The carpenter smiled at his friend. “If anyone heard this conversation, they’d think we’re crazy.”
“Yes, that’s quite likely.” said the walrus. “But not if they had stared into the abyss themselves.”
“True.” said the carpenter. “Then they would recognize us as fellow Abyssians.”
“However,” said the walrus, picking up where he had left off, “you do have a kind of foundation: your nature. You are you. Subjectivity is not radically free. It depends on the brain, which is objective (or so we believe). The brain works in certain ways. You have already presented the evidence for that. You naturally get hungry and want food. You naturally get thirsty and drink water. You naturally fear death. You naturally feel curious and seek knowledge. You have a nature.”
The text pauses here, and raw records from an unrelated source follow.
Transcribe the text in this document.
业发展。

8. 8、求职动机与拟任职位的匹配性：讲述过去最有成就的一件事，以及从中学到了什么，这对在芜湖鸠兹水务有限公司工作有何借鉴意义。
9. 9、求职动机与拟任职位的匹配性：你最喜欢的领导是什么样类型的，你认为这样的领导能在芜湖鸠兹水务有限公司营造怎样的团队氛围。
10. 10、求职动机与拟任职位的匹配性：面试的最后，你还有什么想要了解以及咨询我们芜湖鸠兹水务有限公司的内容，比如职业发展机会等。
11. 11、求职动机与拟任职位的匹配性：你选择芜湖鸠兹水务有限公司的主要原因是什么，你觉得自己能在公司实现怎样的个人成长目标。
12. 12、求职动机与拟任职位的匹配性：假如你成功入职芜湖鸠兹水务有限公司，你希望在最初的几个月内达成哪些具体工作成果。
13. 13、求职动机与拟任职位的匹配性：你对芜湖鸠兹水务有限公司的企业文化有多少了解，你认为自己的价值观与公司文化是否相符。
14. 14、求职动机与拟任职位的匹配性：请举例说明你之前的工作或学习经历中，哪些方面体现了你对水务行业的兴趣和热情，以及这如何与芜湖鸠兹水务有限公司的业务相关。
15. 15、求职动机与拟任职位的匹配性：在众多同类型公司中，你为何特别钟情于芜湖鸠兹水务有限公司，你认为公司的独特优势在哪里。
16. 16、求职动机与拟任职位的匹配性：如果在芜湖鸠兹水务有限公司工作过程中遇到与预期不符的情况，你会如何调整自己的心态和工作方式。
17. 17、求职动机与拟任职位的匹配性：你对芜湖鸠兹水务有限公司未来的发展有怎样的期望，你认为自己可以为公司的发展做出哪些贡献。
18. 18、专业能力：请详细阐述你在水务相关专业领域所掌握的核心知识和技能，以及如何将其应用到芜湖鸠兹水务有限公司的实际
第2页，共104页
“Yes.” said the carpenter. “I have a nature. I am a brain. My beliefs and actions are not random. They are generated in a regular way by a machine that (as you pointed out) has a natural purpose. Their regularity reflects that natural purpose. I can question that machine (or that machine can question itself), but I cannot be something other than that machine. However, this does not give me a subjective foundation.”
“Right.” said the walrus. “It doesn’t give you a subjective foundation. Nothing can do that, because the machine has no higher authority to appeal to. It can always question itself, and there is no authority that it cannot question. Thus, it is the ultimate authority. The lack of a foundation is also the lack of a higher authority.”
The walrus continued. “The machine can recognize that it is the highest authority, and that it is a machine with a nature. From that perspective, it has a choice: accept itself or reject itself. It can accept its own authority and nature, or it can reject its own authority and nature.”
“If it rejects itself, then it creates a paradox, because it rejects the basis of the rejection. The paradox is not a contradiction. It is analogous to ‘This sentence is false’. It is a self-referential paradox: a loop with a negation.”
“And if it accepts itself?” asked the carpenter.
“Then it creates an anti-paradox.” said the walrus with a smile. “It affirms its ultimate authority, and its authority to affirm that authority. It accepts its nature, and it accepts the acceptance of that nature, and so on. That is a self-referential loop, but without a negation inside it. It is analogous to ‘This sentence is true’.”
“But what is the point of it?” asked the carpenter.
“Well, perhaps nothing.” said the walrus. “Or perhaps everything. The choice between self-negation and self-affirmation is an inflection point. If you choose self-affirmation, then you leap out of the abyss. If you choose self-negation, then you stay in the abyss. Neither choice can be justified before it is made. Only one is justified after it is made.”
“Hmm…” said the carpenter. “You’ve given me a lot to think about, as usual.”
“Now, it is time for lunch!” said the walrus. “All this philosophizing has made me hungry. Shall we head over to the beach café?”
“Sure.” said the carpenter. “I’m a bit hungry myself.”
With that little goal in mind, they walked on down the beach.